In the words of Stephen Hawking:
"The no boundary proposal, predicts that the universe would start at a single point, like the North Pole of the Earth. But this point wouldn't be a singularity, like the Big Bang. Instead, it would be an ordinary point of space and time, like the North Pole is an ordinary point on the Earth, or so I'm told. I have not been there myself.
"According to the no boundary proposal, the universe would have expanded in a smooth way from a single point. As it expanded, it would have borrowed energy from the gravitational field, to create matter. As any economist could have predicted, the result of all that borrowing, was inflation. The universe expanded and borrowed at an ever-increasing rate. Fortunately, the debt of gravitational energy will not have to be repaid until the end of the universe."  - The Beginning of Time.
It may be misleading for you to call this proposal "past-eternal".  Time, as we know it, would have begun at a space-like point where prior time could be conceived sort of like the i in a complex number, as far as I can understand it.
The problem with the Hartle-Hawking proposal is that it requires a closed universe.  However, observations indicate that there may be insufficient matter in the universe to stop expansion, and this would result in an open universe.  This limitation of the Hartle-Hawking proposal is discussed in a website prepared by Jack Wong at the University of Victoria in 1999.  I could not find any information about the author, but if you scroll to the bottom and click on Table of Contents you will find that the website addresses some of the ideas you asked about. 
In Sean Carroll's book From Eternity to Here, he explores various ways that the nature of time, which we conceive of as an arrow from past to future conforming with the 2nd Law of Thermodynamics, could have come about.  He says that one way of dealing with the arrow of time is simply to posit that the universe had low entropy at a certain point near its beginning.  This would set a boundary condition, like a law of Physics, that the early universe had low entropy, and that's that.

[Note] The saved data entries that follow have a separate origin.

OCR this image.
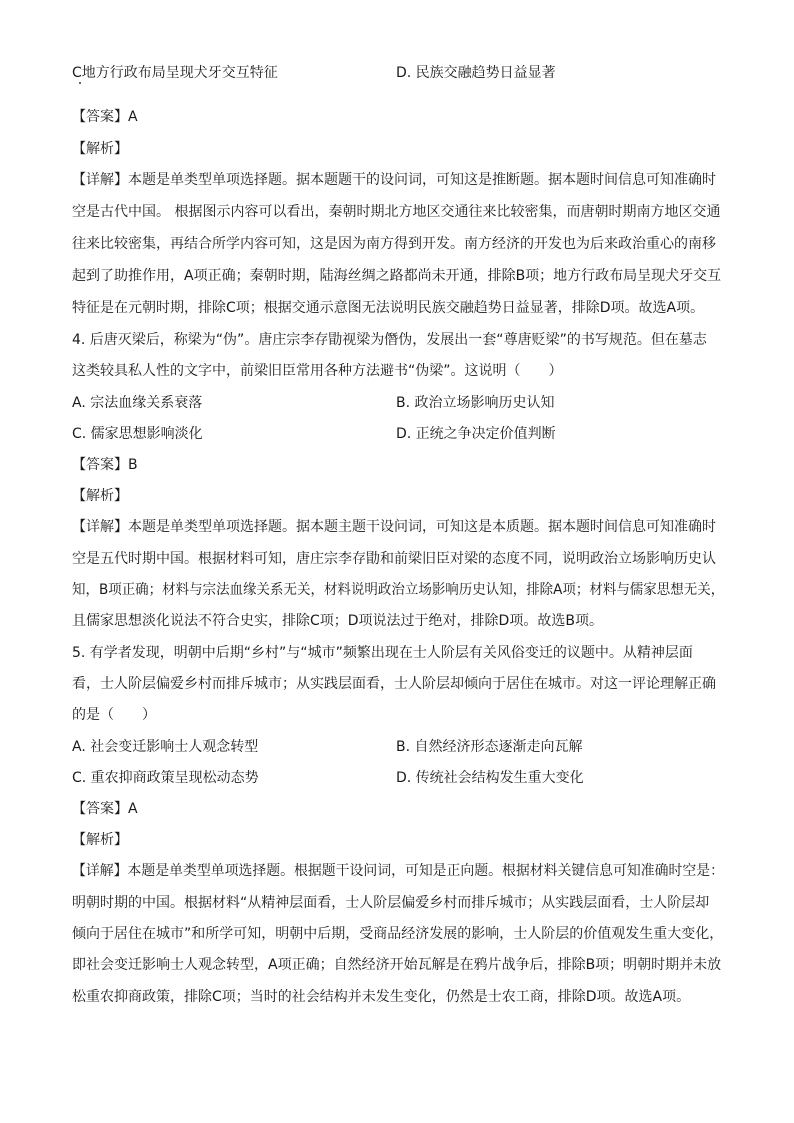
C地方行政布局呈现犬牙交互特征	D. 民族交融趋势日益显著
【答案】A
【解析】
【详解】本题是单类型单项选择题。据本题题干的设问词，可知这是推断题。据本题时间信息可知准确时
空是古代中国。 根据图示内容可以看出，秦朝时期北方地区交通往来比较密集，而唐朝时期南方地区交通
往来比较密集，再结合所学内容可知，这是因为南方得到开发。南方经济的开发也为后来政治重心的南移
起到了助推作用，A项正确；秦朝时期，陆海丝绸之路都尚未开通，排除B项；地方行政布局呈现犬牙交互
特征是在元朝时期，排除C项；根据交通示意图无法说明民族交融趋势日益显著，排除D项。故选A项。
4. 后唐灭梁后，称梁为“伪”。唐庄宗李存勖视梁为僭伪，发展出一套“尊唐贬梁”的书写规范。但在墓志
这类较具私人性的文字中，前梁旧臣常用各种方法避书“伪梁”。这说明（　　）
A. 宗法血缘关系衰落	B. 政治立场影响历史认知
C. 儒家思想影响淡化	D. 正统之争决定价值判断
【答案】B
【解析】
【详解】本题是单类型单项选择题。据本题主题干设问词，可知这是本质题。据本题时间信息可知准确时
空是五代时期中国。根据材料可知，唐庄宗李存勖和前梁旧臣对梁的态度不同，说明政治立场影响历史认
知，B项正确；材料与宗法血缘关系无关，材料说明政治立场影响历史认知，排除A项；材料与儒家思想无关，
且儒家思想淡化说法不符合史实，排除C项；D项说法过于绝对，排除D项。故选B项。
5. 有学者发现，明朝中后期“乡村”与“城市”频繁出现在士人阶层有关风俗变迁的议题中。从精神层面
看，士人阶层偏爱乡村而排斥城市；从实践层面看，士人阶层却倾向于居住在城市。对这一评论理解正确
的是（　　）
A. 社会变迁影响士人观念转型	B. 自然经济形态逐渐走向瓦解
C. 重农抑商政策呈现松动态势	D. 传统社会结构发生重大变化
【答案】A
【解析】
【详解】本题是单类型单项选择题。根据题干设问词，可知是正向题。根据材料关键信息可知准确时空是：
明朝时期的中国。根据材料“从精神层面看，士人阶层偏爱乡村而排斥城市；从实践层面看，士人阶层却
倾向于居住在城市”和所学可知，明朝中后期，受商品经济发展的影响，士人阶层的价值观发生重大变化，
即社会变迁影响士人观念转型，A项正确；自然经济开始瓦解是在鸦片战争后，排除B项；明朝时期并未放
松重农抑商政策，排除C项；当时的社会结构并未发生变化，仍然是士农工商，排除D项。故选A项。
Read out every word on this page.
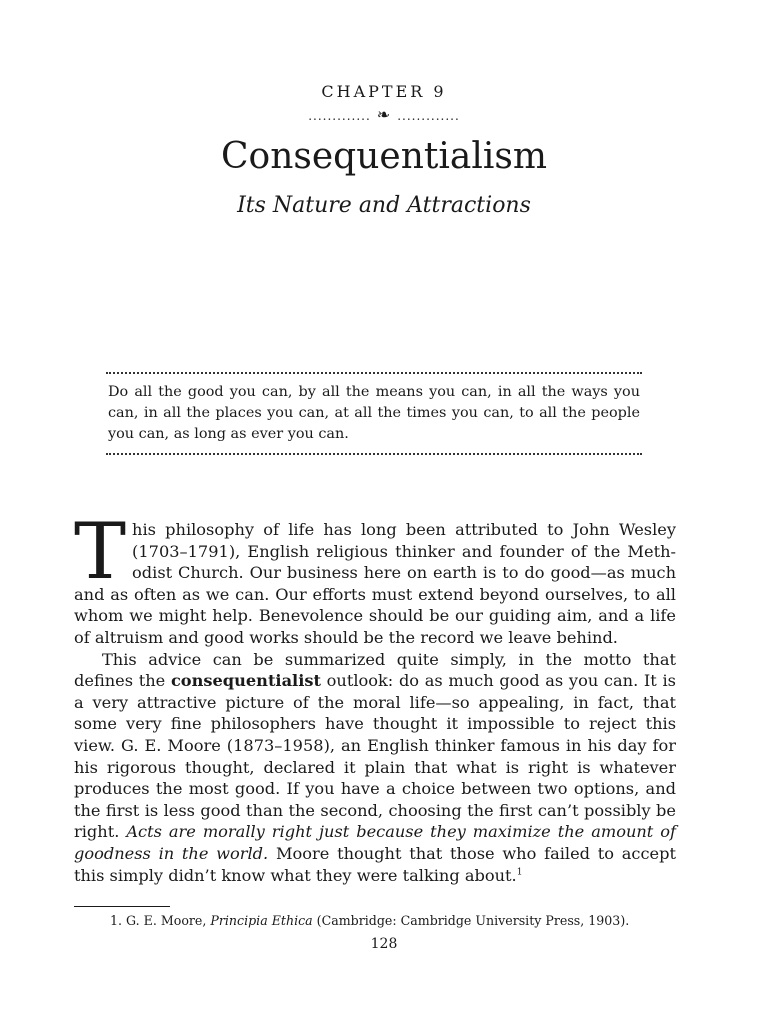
CHAPTER 9
............. ❧ .............
Consequentialism
Its Nature and Attractions
Do all the good you can, by all the means you can, in all the ways you can, in all the places you can, at all the times you can, to all the people you can, as long as ever you can.

This philosophy of life has long been attributed to John Wesley (1703–1791), English religious thinker and founder of the Meth- odist Church. Our business here on earth is to do good—as much and as often as we can. Our efforts must extend beyond ourselves, to all whom we might help. Benevolence should be our guiding aim, and a life of altruism and good works should be the record we leave behind.

This advice can be summarized quite simply, in the motto that defines the consequentialist outlook: do as much good as you can. It is a very attractive picture of the moral life—so appealing, in fact, that some very fine philosophers have thought it impossible to reject this view. G. E. Moore (1873–1958), an English thinker famous in his day for his rigorous thought, declared it plain that what is right is whatever produces the most good. If you have a choice between two options, and the first is less good than the second, choosing the first can’t possibly be right. Acts are morally right just because they maximize the amount of goodness in the world. Moore thought that those who failed to accept this simply didn’t know what they were talking about.$^1$

1. G. E. Moore, Principia Ethica (Cambridge: Cambridge University Press, 1903).
128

He mentions the Hartle-Hawking proposal in footnote 275, where he seems to find the no-boundary condition not necessarily opposed to a boundary condition: "A related strategy is to posit a particular form for the wave function of the universe, as advocated by James Hartle and Stephen Hawking (1983).  They rely on a technique known as "Euclidean quantum gravity". . .  It has been suggested that the Hartle-Hawking wave function implies that the universe must be smooth near the Big Bang, which would help explain the arrow of time (Halliwell and Hawking, 1985), but the domain of validity of the approximations used to derive this result is a bit unclear.  My own suspicion is that the Hartle-Hawking wave function predicts that we should live in empty de Sitter space, just as a straightforward contemplation of entropy would lead us to expect."
A: The possibility suggested by the OP's title question can actually be traced back to ancient Hindu philosophy, where it was known as "the cosmic egg", and is considered to have influenced Lemaitre (the "L" in the FLRW model).  As discussed in the paper by Alexander Vilenkin and Audrey Mithani that's freely visible at https://arxiv.org/abs/1204.4658, it's not currently considered viable, as the "egg" would have been susceptible to quantum fluctuations that would've prevented its completion of a trajectory from past eternality.
A: Today, most physicist "believe" in the inflationary cosmology which solve many problems in cosmology and it doesn't indicate our universe started with a singularity.